STF ficou dividido, pela primeira vez, em setembro O presidente da Confederação Nacional dos Trabalhadores do Amianto (CNTI), Emílio Alves Ferreira Júnior, disse, por meio de nota, que “os trabalhadores deste segmento tiveram um ganho significativo com esta lei que complementou os acordos de uso seguro, controlado e responsável com os empresários”. Ele diz temer que haja desemprego: “Estamos temendo que milhares de trabalhadores da mina e do segmento de telhas de fibrocimento com uso de crisotila poderão perder o emprego de uma hora para outra, caso seja deferido o pedido de liminar”.

A CNTI é responsável pelas seis ações que tramitam no STF contra as leis estaduais.

Segundo a auditora fiscal do Trabalho e coordenadora da rede virtual pelo banimento do amianto, Fernanda Giannasi, a sessão do Supremo de setembro passado, ao julgar a ação contra a lei que baniu o amianto em São Paulo, foi um divisor de águas.

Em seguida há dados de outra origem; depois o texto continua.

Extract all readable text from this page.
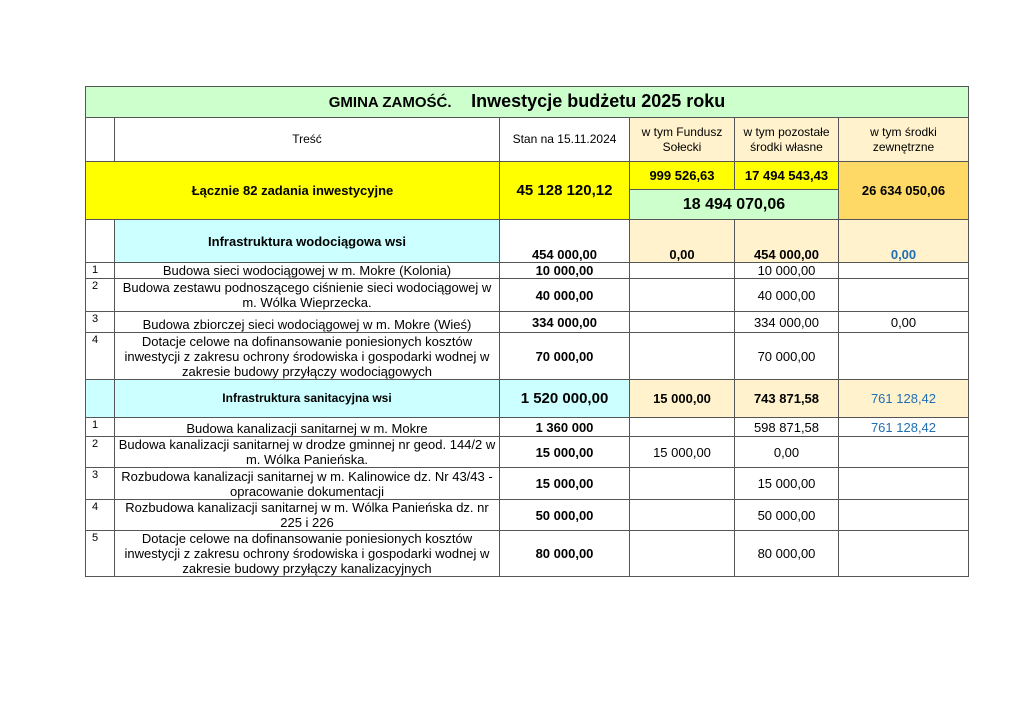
GMINA ZAMOŚĆ. Inwestycje budżetu 2025 roku					
	Treść	Stan na 15.11.2024	w tym Fundusz Sołecki	w tym pozostałe środki własne	w tym środki zewnętrzne
Łącznie 82 zadania inwestycyjne		45 128 120,12	999 526,63	17 494 543,43	26 634 050,06
			18 494 070,06		
	Infrastruktura wodociągowa wsi	454 000,00	0,00	454 000,00	0,00
1	Budowa sieci wodociągowej w m. Mokre (Kolonia)	10 000,00		10 000,00	
2	Budowa zestawu podnoszącego ciśnienie sieci wodociągowej w m. Wólka Wieprzecka.	40 000,00		40 000,00	
3	Budowa zbiorczej sieci wodociągowej w m. Mokre (Wieś)	334 000,00		334 000,00	0,00
4	Dotacje celowe na dofinansowanie poniesionych kosztów inwestycji z zakresu ochrony środowiska i gospodarki wodnej w zakresie budowy przyłączy wodociągowych	70 000,00		70 000,00	
	Infrastruktura sanitacyjna wsi	1 520 000,00	15 000,00	743 871,58	761 128,42
1	Budowa kanalizacji sanitarnej w m. Mokre	1 360 000		598 871,58	761 128,42
2	Budowa kanalizacji sanitarnej w drodze gminnej nr geod. 144/2 w m. Wólka Panieńska.	15 000,00	15 000,00	0,00	
3	Rozbudowa kanalizacji sanitarnej w m. Kalinowice dz. Nr 43/43 - opracowanie dokumentacji	15 000,00		15 000,00	
4	Rozbudowa kanalizacji sanitarnej w m. Wólka Panieńska dz. nr 225 i 226	50 000,00		50 000,00	
5	Dotacje celowe na dofinansowanie poniesionych kosztów inwestycji z zakresu ochrony środowiska i gospodarki wodnej w zakresie budowy przyłączy kanalizacyjnych	80 000,00		80 000,00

O tribunal, que vinha derrubando todas as leis sobre o tema, dividiu-se pela primeira vez. O processo está com o ministro Joaquim Barbosa, que pediu vista na época: — O voto do ministro Eros Grau, a favor da lei paulista, e outros discursos mais simpáticos ao banimento mostraram que há espaço para essa ação no Supremo. A lei federal que permite o uso nunca foi questionada no STF.